Aber glaubt bloß nicht jene weit verbreiteten Lügengeschichten, nach denen eine digitale Aufnahme nicht den Klang färbt! Wenn man Sinuswellen in digitale Computer-Codes zerhäckselt, mag sich das Gehirn davon verwirren lassen — aber das Herz läßt sich nicht immer so leicht überzeugen und hört Unterschiede. Wenn meine Ohren den Sound des Halb-Inch-Analog-Mixes besser finden als den vom digitalen Fl, dann nehme ich eben die analoge Abmischung. Mein neues Album beispielsweise ist eine Mixtur aus analogem und digitalem Mastering, wobei alle Komponenten schließlich auf digitalem U-matic-Band gespeichert wurden.

„Tu’s doch einfach!“ schreit ein verzweifelter Produzent. Und die Session geht weiter.

„Ich weiß zwar nicht recht, was du eigentlich meinst, aber mag schon sein, daß du recht hast.“

„Ich sagte, wenn sich etwas nicht lohnt, es zu tun, dann ist es auch nicht wert, daß man es richtig tut.“

„Wie wär’s denn mit Vari-Speed?“

„Hundescheiße mit Schokoladenüberzug. „

Einige Ex-Freunde und mehrere Monate später ist das Werk endlich vollbracht. 75.000 Pfund habe ich verpulvert, mein Gehirn ist ausgedörrt, und jeder klopft mir kumpelhaft auf die Schulter und versichert mir, dieses Album wird ein Smash-Hit. Sogar meinem Pressebetreuer fallen jene Stellen in der Gesangsspur auf, wo sich die raffinierten elektronischen Tore öffnen — eine Verirrung meinerseits, die mich weitere zwei Riesen kostete, bis ich alles digital gemastert hatte. Und dabei denke ich mir insgeheim doch, das alles hätte klanglich auch sehr viel schlechter ausfallen können. Vor allem wenn man die Umstände der Entstehung bedenkt. Und ist es nicht ganz besonders überraschend, wie gut gerade diese eine Gesangsstelle rüberkommt? Und so weiter.

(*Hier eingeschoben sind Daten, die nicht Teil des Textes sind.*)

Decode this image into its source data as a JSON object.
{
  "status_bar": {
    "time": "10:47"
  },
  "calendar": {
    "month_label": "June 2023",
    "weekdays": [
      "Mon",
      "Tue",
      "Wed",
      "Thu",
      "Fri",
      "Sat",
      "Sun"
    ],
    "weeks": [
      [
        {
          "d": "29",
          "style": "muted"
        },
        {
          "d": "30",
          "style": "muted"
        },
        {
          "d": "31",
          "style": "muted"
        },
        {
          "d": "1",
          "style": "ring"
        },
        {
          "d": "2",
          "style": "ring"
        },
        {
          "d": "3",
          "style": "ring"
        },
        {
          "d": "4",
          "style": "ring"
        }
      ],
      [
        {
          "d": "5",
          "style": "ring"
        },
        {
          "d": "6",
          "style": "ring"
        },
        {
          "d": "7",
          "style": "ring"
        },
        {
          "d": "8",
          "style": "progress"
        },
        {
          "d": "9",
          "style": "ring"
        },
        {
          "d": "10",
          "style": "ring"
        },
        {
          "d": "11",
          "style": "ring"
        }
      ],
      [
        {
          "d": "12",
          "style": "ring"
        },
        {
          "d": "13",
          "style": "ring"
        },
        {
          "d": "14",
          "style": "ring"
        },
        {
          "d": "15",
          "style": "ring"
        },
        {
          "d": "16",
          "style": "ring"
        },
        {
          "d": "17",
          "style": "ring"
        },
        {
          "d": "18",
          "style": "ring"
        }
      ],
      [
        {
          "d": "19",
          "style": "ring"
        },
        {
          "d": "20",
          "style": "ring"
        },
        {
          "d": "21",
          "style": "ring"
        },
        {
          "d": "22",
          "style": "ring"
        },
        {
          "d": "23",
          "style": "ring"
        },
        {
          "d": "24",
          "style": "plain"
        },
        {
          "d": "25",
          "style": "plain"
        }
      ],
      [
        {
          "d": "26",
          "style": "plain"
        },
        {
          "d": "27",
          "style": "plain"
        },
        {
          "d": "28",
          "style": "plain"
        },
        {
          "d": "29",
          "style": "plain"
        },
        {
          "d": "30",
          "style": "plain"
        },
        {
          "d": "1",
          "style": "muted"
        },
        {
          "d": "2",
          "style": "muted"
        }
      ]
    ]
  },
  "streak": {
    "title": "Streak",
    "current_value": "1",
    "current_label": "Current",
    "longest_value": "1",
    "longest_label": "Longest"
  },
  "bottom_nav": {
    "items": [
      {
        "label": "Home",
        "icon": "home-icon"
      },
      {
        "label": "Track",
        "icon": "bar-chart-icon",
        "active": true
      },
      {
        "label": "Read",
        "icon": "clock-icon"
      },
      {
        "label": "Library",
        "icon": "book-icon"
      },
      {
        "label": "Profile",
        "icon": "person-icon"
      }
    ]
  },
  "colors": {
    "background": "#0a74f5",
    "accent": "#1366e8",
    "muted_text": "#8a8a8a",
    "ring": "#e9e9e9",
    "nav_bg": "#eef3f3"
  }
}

Ruhe? Schlaf? Entspannung? Keine Chance, mein Freund. Jetzt geht’s weiter: mit dem Artwork fürs Cover, mit Deals und Verträgen, Besuchen und Besprechungen bei Plattenfirmen, mit der Planung einer Tournee und Film-Deadlines fürs parallel laufende Soundtrack-Projekt, mit Termindruck vom Musikverlag, mit einer ersten Single, einer Maxi-Single, Neuabmischungen …

„Hallo, mein Sohn!“ Er ist jetzt fast ein Jahr alt. Meine Frau war noch schwanger, als ich diese verfluchte Platte in Angriff nahm. Meine Güte, ist der Kleine in diesem Jahr gewachsen.

Ich liebe meinen Job. Aber frag mich bloß nicht, warum.